Nous venons de voir que la sexualité, dans le cadre des relations de couple tout comme lors des relations extra-conjugales, est intimement liée aux trajectoires addictives. En outre, selon le témoignage de nos participants, les relations sexuelles non protégées et la consommation de substances ont souvent fait partie de leur scénario sexuel. Ces observations sont corroborées par les études de Myers et al., (2004) et de O’Byrne et Holmes (2011a). Étant donné que la consommation de SPA et les pratiques sexuelles à risque d’ITSS sont

souvent concomitantes, il est important de souligner, d’un point de vue de santé publique, que les HARSAH séropositifs consomment davantage de SPA comparativement à leurs pairs séronégatifs et qu’ils présentent davantage un profil de consommation problématique (Ferrando et al., 1998; Hickson et al., 2010; Keogh et al., 2009; Mackesy-Amiti et al., 2009; Otis et al., 2006).
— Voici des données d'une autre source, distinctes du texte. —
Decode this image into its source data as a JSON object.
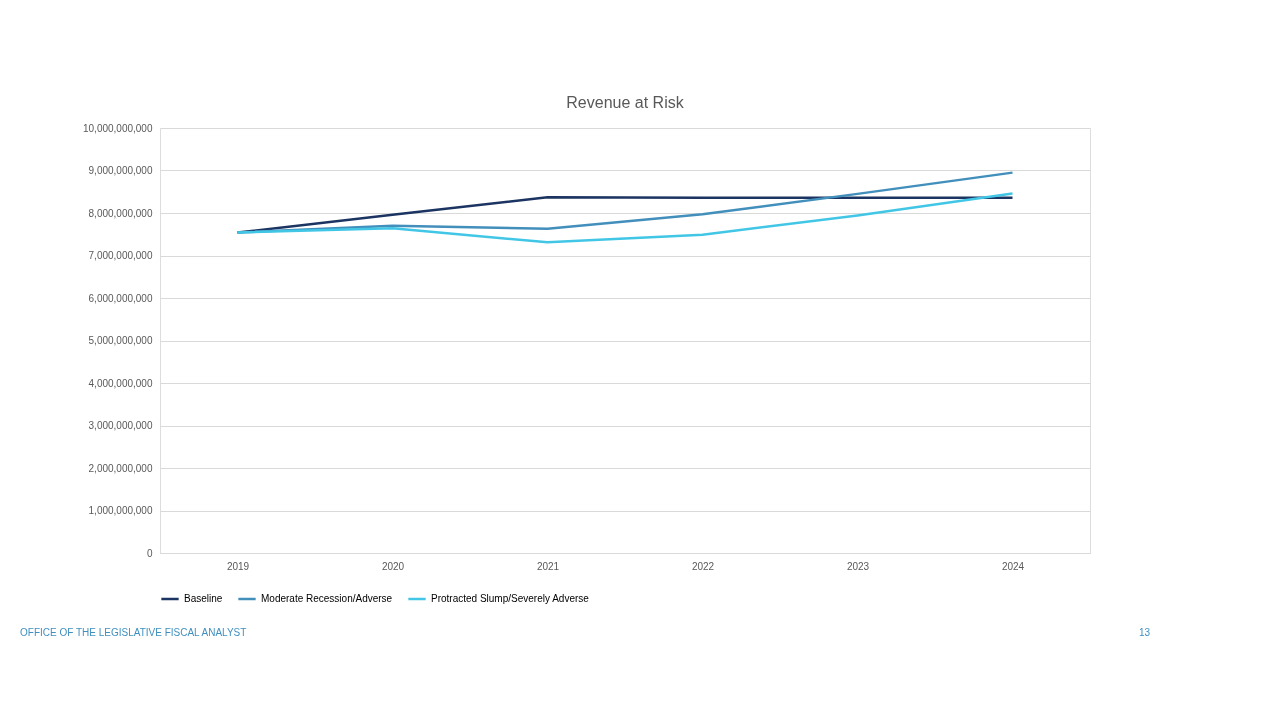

Ainsi, il est pertinent de soulever les inquiétudes quant aux possibles conséquences de ce comportement et de mettre en place des stratégies de prévention tenant compte de ce contexte.

Les constats relevés dans la littérature concernant la consommation de substances chez les hommes séropositifs s’observent aussi dans notre étude. En effet, 42,8 % de notre échantillon est formé d’hommes séropositifs. Cette forte proportion peut s’expliquer par le fait que plus d’hommes séropositifs consomment des SPA de façon problématique, mais aussi par les pratiques de consommation de SPA de plusieurs participants, notamment le recours à l’injection. De plus, étant donné que le recrutement s’est effectué, entre autres, par le biais d’organismes communautaires travaillant dans le domaine du VIH, il était prévisible que le nombre d’hommes vivant avec le VIH soit élevé. Cela a permis de diversifier notre échantillon concernant l’expérience du VIH et ses liens avec la consommation de SPA. En outre, les participants rapportent des pratiques sexuelles impliquant le multi partenariat sexuel, le sexe intentionnellement non protégé, les rencontres sexuelles prolongées par la consommation de SPA, ce qui peut expliquer également la forte prévalence du VIH dans notre échantillon.